Die gerade Strecke beträgt 32 Kilometer, Ammann musste wegen starken Strömungen aber Umwege schwimmen – insgesamt 57 Kilometer. Kurz bevor er sein Ziel erreichte, musste er jedoch aufgeben. «Ich hatte Todesangst», sagt Ammann. Es waren nicht nur die Kräfte, die ihn allmählich verliessen, sondern auch die Sinnhaftigkeit, die er in Frage stellte. «Ich habe gebettelt, ich wollte nicht mehr.» Als er schliesslich aufs Boot steigt, fallen ihm «viele Mühlesteine» von den Schultern. Seine Entscheidung bereut er nicht: «Ich glaube, es hätte sich niemand gewünscht, dass ich dann gleich ins Spital eingeliefert werde oder in der Dunkelheit verloren gehe.» Dennoch werden seine Augen feucht, sobald er Ausschnitte von damals sieht. «Es war Lebensschule pur – vor, während und jetzt auch danach.»

Jürg Ammanns Odyssee

Jürg Ammanns Odyssee (10. August 2015)

Trotz gescheiterter Überquerung, wurde der Extremschwimmer gestern feierlich in der Badi Suhr empfangen. Obwohl er aufgeben musste, schaffte der Sportler Grosses. Schlussendlich schwamm der Erlinsbacher 57 km bei schwierigen Wetterbedingungen

«Grenzwertige Erlebnisse sind für den Mensch Jürg – ich will mich weiter entwickeln, vorwärtskommen.» Das, ist Ammann überzeugt, erreicht er nur, wenn er sich bis ans Limit treibt. So entstehen Emotionen. Und Emotionen sind genau das, was ihn weiter bringt – sowohl positive wie negative. «Im Vergleich zu 2003 war ich von mentaler Stärke Butter, die man leicht mit dem Messer teilen kann. Jetzt bin ich zwar kein Eisblock, aber gereift – ich komme immer eine Treppenstufe weiter.»

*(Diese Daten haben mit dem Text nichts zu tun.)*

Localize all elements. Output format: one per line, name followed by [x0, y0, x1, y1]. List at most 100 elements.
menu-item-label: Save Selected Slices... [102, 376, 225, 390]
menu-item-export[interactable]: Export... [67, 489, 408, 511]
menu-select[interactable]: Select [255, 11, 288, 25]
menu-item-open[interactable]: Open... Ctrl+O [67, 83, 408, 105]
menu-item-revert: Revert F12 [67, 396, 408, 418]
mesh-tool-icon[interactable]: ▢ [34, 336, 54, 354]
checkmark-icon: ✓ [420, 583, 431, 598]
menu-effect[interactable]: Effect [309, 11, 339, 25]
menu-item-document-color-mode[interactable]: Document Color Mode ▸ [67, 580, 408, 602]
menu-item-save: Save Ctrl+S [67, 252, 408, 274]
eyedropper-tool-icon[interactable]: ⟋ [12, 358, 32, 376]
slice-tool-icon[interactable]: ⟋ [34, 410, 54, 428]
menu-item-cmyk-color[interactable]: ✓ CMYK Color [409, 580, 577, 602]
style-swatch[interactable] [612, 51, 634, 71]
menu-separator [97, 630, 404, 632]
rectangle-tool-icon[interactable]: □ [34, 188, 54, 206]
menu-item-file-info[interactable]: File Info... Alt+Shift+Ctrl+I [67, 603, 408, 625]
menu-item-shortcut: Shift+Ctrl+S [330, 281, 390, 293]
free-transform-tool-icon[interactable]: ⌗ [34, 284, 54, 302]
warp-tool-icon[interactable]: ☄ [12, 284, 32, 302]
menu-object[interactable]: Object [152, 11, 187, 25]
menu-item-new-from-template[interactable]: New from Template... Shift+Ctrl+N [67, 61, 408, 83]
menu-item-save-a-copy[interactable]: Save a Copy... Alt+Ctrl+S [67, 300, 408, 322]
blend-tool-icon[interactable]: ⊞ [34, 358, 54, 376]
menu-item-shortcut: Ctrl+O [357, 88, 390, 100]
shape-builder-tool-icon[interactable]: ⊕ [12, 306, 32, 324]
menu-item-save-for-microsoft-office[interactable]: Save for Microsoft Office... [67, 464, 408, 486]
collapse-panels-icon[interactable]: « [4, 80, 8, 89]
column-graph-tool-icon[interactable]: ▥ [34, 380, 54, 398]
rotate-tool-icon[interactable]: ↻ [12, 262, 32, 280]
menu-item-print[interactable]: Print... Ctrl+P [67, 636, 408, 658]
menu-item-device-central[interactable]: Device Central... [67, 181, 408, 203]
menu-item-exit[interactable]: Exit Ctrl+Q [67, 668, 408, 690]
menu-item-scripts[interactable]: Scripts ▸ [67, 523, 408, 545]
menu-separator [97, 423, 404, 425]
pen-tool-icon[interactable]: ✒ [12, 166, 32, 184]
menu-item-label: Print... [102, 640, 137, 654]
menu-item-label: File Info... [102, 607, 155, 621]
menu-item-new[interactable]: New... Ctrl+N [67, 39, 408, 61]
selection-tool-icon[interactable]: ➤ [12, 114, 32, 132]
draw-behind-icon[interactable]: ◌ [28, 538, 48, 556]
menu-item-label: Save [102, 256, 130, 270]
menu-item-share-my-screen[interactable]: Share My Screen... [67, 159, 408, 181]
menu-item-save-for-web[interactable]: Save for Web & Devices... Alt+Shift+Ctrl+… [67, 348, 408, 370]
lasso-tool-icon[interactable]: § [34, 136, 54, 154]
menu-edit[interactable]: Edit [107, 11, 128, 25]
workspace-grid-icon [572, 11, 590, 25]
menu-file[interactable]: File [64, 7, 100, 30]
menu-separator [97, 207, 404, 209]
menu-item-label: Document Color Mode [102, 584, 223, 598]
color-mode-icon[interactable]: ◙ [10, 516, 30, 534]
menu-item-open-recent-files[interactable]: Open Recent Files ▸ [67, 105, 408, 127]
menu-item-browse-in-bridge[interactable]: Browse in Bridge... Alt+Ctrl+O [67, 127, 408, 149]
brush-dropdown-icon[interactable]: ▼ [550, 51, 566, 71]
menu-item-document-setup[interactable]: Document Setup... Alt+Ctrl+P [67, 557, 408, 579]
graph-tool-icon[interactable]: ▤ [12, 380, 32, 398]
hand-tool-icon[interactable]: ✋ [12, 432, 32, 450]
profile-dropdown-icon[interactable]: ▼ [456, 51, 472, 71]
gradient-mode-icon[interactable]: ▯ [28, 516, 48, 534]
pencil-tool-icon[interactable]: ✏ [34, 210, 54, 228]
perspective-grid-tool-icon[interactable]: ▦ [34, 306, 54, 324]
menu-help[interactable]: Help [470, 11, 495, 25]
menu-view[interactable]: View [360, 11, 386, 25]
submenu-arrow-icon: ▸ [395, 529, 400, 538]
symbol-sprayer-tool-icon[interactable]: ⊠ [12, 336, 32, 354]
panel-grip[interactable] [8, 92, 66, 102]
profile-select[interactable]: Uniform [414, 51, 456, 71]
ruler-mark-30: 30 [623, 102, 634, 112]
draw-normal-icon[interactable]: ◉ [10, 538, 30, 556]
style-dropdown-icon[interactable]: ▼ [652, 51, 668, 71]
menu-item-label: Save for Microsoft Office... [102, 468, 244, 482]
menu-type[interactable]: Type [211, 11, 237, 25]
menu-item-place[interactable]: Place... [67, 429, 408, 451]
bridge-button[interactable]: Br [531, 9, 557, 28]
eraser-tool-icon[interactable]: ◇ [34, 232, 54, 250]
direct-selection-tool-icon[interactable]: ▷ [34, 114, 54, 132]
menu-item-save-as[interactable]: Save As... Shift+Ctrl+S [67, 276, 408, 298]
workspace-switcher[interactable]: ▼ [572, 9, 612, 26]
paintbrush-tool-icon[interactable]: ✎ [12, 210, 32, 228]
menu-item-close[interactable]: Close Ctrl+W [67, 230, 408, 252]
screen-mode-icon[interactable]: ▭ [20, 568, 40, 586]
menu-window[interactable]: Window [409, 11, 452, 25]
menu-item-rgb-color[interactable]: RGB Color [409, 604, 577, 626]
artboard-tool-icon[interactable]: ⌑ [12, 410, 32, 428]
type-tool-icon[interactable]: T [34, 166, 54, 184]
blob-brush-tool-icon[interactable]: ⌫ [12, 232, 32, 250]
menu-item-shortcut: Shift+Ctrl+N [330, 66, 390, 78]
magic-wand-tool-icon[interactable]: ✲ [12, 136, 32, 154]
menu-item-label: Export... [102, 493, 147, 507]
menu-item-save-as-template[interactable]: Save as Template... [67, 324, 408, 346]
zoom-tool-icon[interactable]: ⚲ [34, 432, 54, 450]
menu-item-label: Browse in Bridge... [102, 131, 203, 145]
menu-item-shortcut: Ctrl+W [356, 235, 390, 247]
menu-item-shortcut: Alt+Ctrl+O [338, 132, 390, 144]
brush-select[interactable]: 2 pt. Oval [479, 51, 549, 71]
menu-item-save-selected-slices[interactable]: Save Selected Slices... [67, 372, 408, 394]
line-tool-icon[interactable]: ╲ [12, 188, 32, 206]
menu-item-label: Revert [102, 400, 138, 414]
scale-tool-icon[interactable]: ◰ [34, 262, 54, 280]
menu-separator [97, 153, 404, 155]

Im Sommer wagt er sich an zwei neue Grenzerlebnisse heran: Er will den Brienzer- und Thunersee durschwimmen – die kältesten Seen der Schweiz. Im Hinterkopf schlummert aber auch eine weitere Herausforderung, die er vor knapp zwei Jahren abbrechen musste. «Die Gewässer sind temperaturmässig sehr nahe am Ärmelkanal.»